# Nordic Stove Erik Jr. manual



## ErikTheCat (Jan 6, 2018)

Just found my copy of 10-page Nordic Stoves "Erik Jr. MH and Designer's Series Owner's Manual," plus what must have been front/back spec/sales sheet. Know how frustrating it can be to find online so I can make copies available. BTW, it shows: Nordic Stove Division, American Road Equipment Co., with Omaha, Neb., address and phone numbers.


----------



## begreen (Jan 6, 2018)

If you can copy up a pdf of the manual and post it to this thread that would be great.


----------



## Cedaredge (Jan 31, 2018)

I too could use a copy of this manual, if one were made available here (PDF). I recently purchased an older Erik Jr. stove, without a manual or any instructions. My problem is that I cannot throttle down the 'under-fire' air for a slow burn. I am hoping the owners manual can shed light on this issue.


----------



## wstnodak (Aug 8, 2018)

Was anyone able to get this manual?


----------



## Lindy (Mar 4, 2019)

I have a Erik Jr. Elite M and would like a copy of the manual. What do you need from me to get a copy?




ErikTheCat said:


> Just found my copy of 10-page Nordic Stoves "Erik Jr. MH and Designer's Series Owner's Manual," plus what must have been front/back spec/sales sheet. Know how frustrating it can be to find online so I can make copies available.

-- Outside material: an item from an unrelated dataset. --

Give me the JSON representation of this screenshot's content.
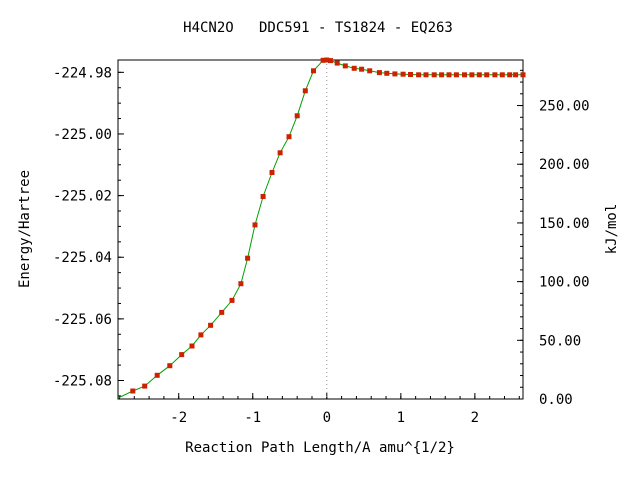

BTW, it shows: Nordic Stove Division, American Road Equipment Co., with Omaha, Neb., address and phone numbers.


----------



## JohnD33 (Aug 14, 2020)

Hi, 

I have a Nordic Erik, Jr. MH Elite (OEMH7321)

If anyone has a manual please  post it as a pdf, that'd be great. Thank you.


----------



## John Janiec (Feb 7, 2021)

If any one has a PDF of the Erik jr manual could you make it available. My email is jjaniec@wowway.com


----------



## John Janiec (Feb 7, 2021)

ErikTheCat said:


> Just found my copy of 10-page Nordic Stoves "Erik Jr. MH and Designer's Series Owner's Manual," plus what must have been front/back spec/sales sheet. Know how frustrating it can be to find online so I can make copies available. BTW, it shows: Nordic Stove Division, American Road Equipment Co., with Omaha, Neb., address and phone numbers.


Do you still have that manual?


----------



## Lefrancia (Oct 23, 2021)

John Janiec said:


> Do you still have that manual?


How do you clean this thing? One of my fans doesn't work and I have no clue how to fix it? I was part of my fireplace when I bought my house in 2015. We barely use it because I do not know anything about it.


----------